In the main technical part of the talk, the speaker will focus on his recent paper "Fine-grained Analysis of Inductive Matrix Completion" [1], whilst also including one or two results from "Orthogonal inductive Matrix Completion" [2] for context: he will begin by reviewing the basics of nuclear norm-based matrix completion methods, including both the classic Inductive Matrix Completion (IMC) model and his model OMIC (from [2]). The model (OMIC) assumes that the users and items are divided into predetermined families, with the final ratings being an additive combination of group-wise effects and individual effects.
The presentation of this algorithm and its relationship with the classic IMC framework will naturally open much deeper theoretical questions regarding the failings of the state-of-the-art generalization bounds for IMC. He will then present his first main result from [1], which remedies those failings with sample complexity bound of order $\widetilde{O}\left(d^{3/2}\sqrt{r}\right)$ for IMC (here, $d$ denotes the size of the side information and $r$ denotes the ground truth rank), bridging the gap between the state-of-the-arts in IMC and standard matrix completion.
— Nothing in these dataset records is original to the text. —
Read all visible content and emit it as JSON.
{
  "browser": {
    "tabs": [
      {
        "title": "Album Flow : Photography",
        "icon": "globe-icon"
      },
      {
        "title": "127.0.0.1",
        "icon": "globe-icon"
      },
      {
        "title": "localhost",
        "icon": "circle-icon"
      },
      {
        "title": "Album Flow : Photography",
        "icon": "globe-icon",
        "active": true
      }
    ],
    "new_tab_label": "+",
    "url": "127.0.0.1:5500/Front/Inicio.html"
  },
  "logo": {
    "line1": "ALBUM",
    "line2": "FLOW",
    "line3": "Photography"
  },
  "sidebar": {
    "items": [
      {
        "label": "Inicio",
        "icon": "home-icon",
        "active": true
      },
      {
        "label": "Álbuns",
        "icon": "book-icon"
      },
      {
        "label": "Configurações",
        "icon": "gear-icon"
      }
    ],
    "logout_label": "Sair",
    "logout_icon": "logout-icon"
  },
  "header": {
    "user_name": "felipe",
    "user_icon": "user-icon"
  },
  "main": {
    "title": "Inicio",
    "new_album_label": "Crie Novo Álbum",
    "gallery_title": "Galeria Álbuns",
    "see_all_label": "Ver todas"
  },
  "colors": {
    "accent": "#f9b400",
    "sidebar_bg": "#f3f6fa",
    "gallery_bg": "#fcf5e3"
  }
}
After also touching on the proof techniques, it will be natural to move on to his second main contribution in [1]: a data-dependent recalibration of the IMC regulariser which brings the sample complexity down to $\widetilde{O}(rd)$, the same as in the uniform sampling case. Lastly, he will present ongoing work about low-noise IMC, including generalisation bounds involving a multiplicative factor of the subgaussianity constant of the noise, thereby creating a bridge between the approximate recovery and exact recovery settings. He will conclude the talk with a description of his broader research plan for the next few years in both matrix completion and other fields.
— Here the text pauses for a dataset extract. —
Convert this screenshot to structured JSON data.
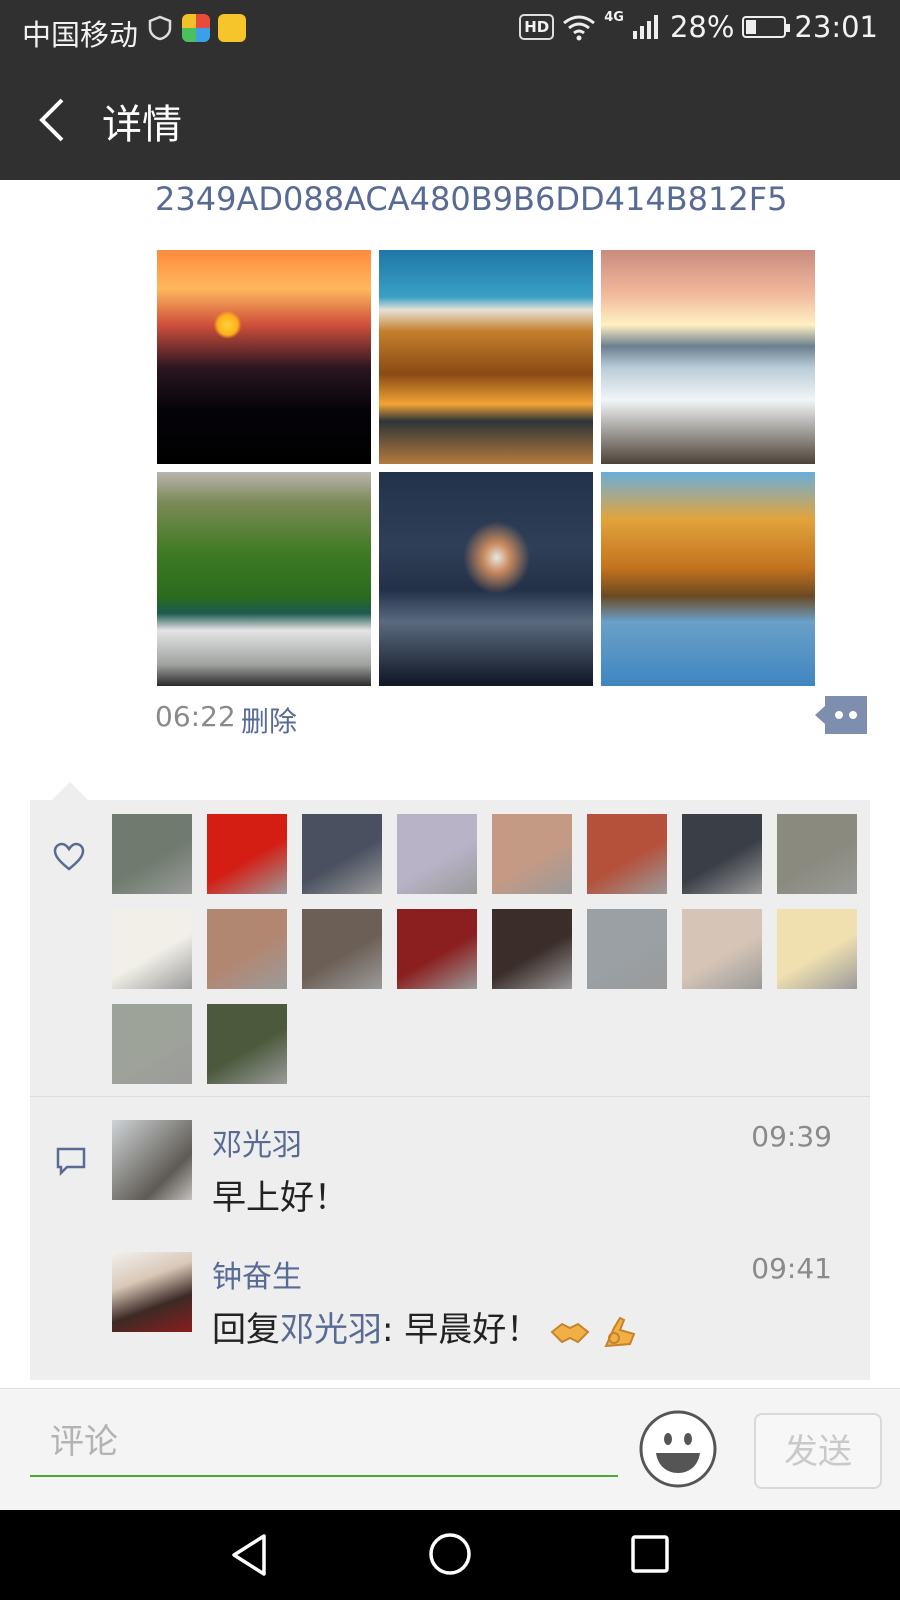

[1] Antoine Ledent, Rodrigo Alves, Yunwen Lei and Marius Kloft. "Fine-grained Generalisation Analysis of Inductive Matrix completion. " NeurIPS 2021
[2] Antoine Ledent, Rodrigo Alves and Marius Kloft. "Orthogonal Inductive Matrix Completion". TNNLS 2021.
About the Speaker
Antoine Ledent is a postdoctoral researcher at the department of computer science at TU Kaiserslautern in Marius Kloft's research group. He holds Bachelors' and a Masters' degrees in mathematics from Clare College, University of Cambridge. Previously, he worked on low-dimensional projections of high-dimensional stochastic differential equations at the University of Luxembourg, where he obtained his PhD in 2017. Antoine Ledent's current main research focus is statistical learning theory applied to neural networks, kernel methods, as well as matrix completion problems. He also has a significant interests in applications such as recommender systems and computer vision. He has served as a reviewer/PC member for AiStats, Neural Networks, Transactions of Signal Processing, NeurIPS, ICML, ICLR, ECML and AAAI.
He is a tenure-track faculty candidate for the Artificial Intelligence & Data Science, Machine Learning & Intelligence.